Écrasé par la domination américaine de la NASA et de SpaceX, l’aérospatial européen patine. Pour pallier ce déséquilibre, le président français a décidé de financer les projets de fusées de quatre start-ups françaises pour faire émerger un nouvel acteur européen du secteur.
Trois lancements de fusées contre 107 pour SpaceX : l’aérospatial européen patine en 2023 contre le géant américain. Avec deux Ariane 5 en avril et juillet puis une Vega en octobre 2023, les fusées européennes ne peuvent pas tenir la cadence infernale imposée par Elon Musk, dont l’entreprise est largement subventionnée par la NASA et le Pentagone. Pour rattraper ce retard colossal dans la course à l’espace, Emmanuel Macron a annoncé le 24 mars dernier avoir sélectionné quatre projets de développement de fusées privées qui seront soutenus financièrement par l’État français.
Les heureux élus sont divisés en deux catégories : d’un côté les projets de microlanceurs de Latitude et HyprSpace, de l’autre les projets de lanceurs réutilisables de Sirius Space et Maiaspace. Les premiers doivent mettre au point des fusées capables de mettre en orbite de petites charges utiles (entre 100 et 200 kg), les seconds des modèles avec une capacité de stockage entre 500 et 1500 kg, tout en étant capables de revenir se poser sur Terre afin d’effectuer de nouveaux vols.
Imprimante 3D et nanosatellites
Le prototype de Latitude, start-up rémoise fondée en 2019, est baptisé Zéphyr. Mesurant 19 mètres de haut pour un diamètre d’à peine 1,50 mètre, celui-ci est trois fois plus petit que les Ariane ou les Falcon de SpaceX. Avec des moteurs produits par imprimante 3D, Zéphyr doit permettre de développer le marché des nanosatellites, ces touts petits modèles pesant environ 40 kilos et n’étant pas plus grands qu’une boîte à chaussures. Basée en Gironde, HyprSpace a elle développé un micro lanceur de 16 mètres de haut capable de transporter ces mêmes nanosatellites ultralégers.

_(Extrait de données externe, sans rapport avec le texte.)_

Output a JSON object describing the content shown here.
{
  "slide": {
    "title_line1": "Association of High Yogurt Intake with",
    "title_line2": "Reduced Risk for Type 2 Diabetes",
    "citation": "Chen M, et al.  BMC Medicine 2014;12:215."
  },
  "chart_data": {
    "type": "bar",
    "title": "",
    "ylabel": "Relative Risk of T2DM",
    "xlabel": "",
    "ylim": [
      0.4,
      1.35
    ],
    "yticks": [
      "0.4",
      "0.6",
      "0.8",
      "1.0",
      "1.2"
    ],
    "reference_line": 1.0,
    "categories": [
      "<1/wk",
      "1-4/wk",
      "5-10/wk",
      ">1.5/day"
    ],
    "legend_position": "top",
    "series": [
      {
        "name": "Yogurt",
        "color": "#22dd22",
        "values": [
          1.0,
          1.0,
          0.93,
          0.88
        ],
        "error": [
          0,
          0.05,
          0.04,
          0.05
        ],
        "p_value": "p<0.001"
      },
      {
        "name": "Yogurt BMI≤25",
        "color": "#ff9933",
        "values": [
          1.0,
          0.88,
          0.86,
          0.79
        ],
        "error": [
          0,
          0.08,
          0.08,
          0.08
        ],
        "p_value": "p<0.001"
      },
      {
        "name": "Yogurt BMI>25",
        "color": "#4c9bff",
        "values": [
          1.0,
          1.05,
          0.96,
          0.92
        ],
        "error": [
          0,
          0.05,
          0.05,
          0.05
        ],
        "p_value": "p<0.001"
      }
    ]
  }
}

Mais contrairement aux fusées classiques utilisant une technologie de propulsion à base d’oxygène liquide, HyprSpace cherche à construire le premier moteur hybride, combinant réactifs liquides et solides, en brûlant notamment des déchets plastiques contenant du polyéthylène recyclé. Pour aussi ambitieuse qu’elle soit, la start-up a su garder une certaine légèreté en nommant son projet PADA1 (prononcer padawan) et sa fusée Orbital Baguette One (OB1 ou Obi-wan).
Orbite basse
Du côté des projets de fusées réutilisables, l’État a décidé de sélectionner la filiale d’Arianegroup Maiaspace. L’entreprise fondée en 2021 à Vernon en Normandie a pour objectif de concevoir le premier lanceur européen réutilisable. Avec un corps en acier et non en traditionnel mais onéreux aluminium, le prototype de MaiaSpace doit être capable d’emporter une charge utile d’1,5 tonne s’il reste en orbite basse mais d’au moins une demie tonne s’il doit revenir sur Terre. Quant à Sirius Space, basée à Puteaux, trois lanceurs sont en phase de développement. Sirius 1, 13 et 15 doivent tous trois être capables de lancer des satellites de 800 kilos et de faire le chemin dans le sens inverse.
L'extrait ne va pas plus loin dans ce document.